Which brings me to my point. I still haven’t seen a logical moral to this political story yet. And, I suspect it will be sometime down the road before I do. The blame game has intensified so much that I have become dizzy following the bouncing ball from the left to the right in this political arena. Further, I’m confident the political players don’t even watch the news coverage. Surely they would see how ridiculous they appear, right? Right? Oh, please tell me I’m right.

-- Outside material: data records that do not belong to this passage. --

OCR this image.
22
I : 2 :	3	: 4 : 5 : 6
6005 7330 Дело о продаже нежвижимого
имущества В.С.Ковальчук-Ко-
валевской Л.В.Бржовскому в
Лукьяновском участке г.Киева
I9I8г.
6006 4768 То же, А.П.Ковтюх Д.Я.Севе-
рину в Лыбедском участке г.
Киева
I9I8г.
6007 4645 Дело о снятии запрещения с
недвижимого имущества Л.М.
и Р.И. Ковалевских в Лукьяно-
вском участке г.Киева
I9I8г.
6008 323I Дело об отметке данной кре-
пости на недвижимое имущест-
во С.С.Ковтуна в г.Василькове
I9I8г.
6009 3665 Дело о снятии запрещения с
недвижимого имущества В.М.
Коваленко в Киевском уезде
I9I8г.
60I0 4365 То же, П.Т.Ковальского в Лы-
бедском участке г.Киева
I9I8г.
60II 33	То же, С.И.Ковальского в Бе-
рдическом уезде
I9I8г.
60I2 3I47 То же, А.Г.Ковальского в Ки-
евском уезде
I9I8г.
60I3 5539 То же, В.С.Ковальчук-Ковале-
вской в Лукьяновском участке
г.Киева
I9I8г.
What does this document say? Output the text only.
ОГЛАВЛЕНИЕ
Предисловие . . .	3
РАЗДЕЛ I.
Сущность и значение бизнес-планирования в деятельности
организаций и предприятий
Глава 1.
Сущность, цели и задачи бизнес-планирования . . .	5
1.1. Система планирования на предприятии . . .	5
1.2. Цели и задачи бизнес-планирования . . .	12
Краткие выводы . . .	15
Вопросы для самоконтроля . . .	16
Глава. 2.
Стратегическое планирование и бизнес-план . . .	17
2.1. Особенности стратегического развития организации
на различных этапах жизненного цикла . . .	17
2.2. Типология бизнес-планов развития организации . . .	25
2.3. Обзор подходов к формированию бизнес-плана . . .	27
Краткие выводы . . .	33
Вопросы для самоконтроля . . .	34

And the offering of advice is plentiful, or at least when it’s convenient. The president is advised not to meet with Vladimir Putin, then criticized because he was too tough on him, or not tough enough, or seemed too friendly when he shook the Russian leader’s hand. C’mon! Those so eager to offer advice remind me of the kids in the old Wheaties commercial when neither of the two boys would try the cereal for themselves, but decided to give it to younger brother Mikey, because he hates everything. I don’t want to do it, but I will tell you how. That’s the pundit game.
As we sit and watch the disorganized chaos that is our political system day after day, hour after hour and fattening snack after fattening snack, this occurs to me: I should be on my fifth lap at the track, or mowing the lawn, or weeding the flower garden, instead of accelerating the numbing of my brain by watching the swamp in Washington get swampier. Not to sound empathetic, but while knowledge is a very good thing, my knowing what one of the talking heads is saying about today’s latest happening, or fake happenings as some would have me believe, will not make be a better person, or our country a kinder and gentler nation as George H.W. Bush worked toward.
Now, come, let us reason together. Either we can complain about what’s happening, or we can do something to change what’s happening. The latter is the course I shall take, and you are free to join me if you are brave enough and strong enough.
How do we make the change? Simple. Pick up the television clicker, and either switch to TV Land, or shut it off. Somebody stop me!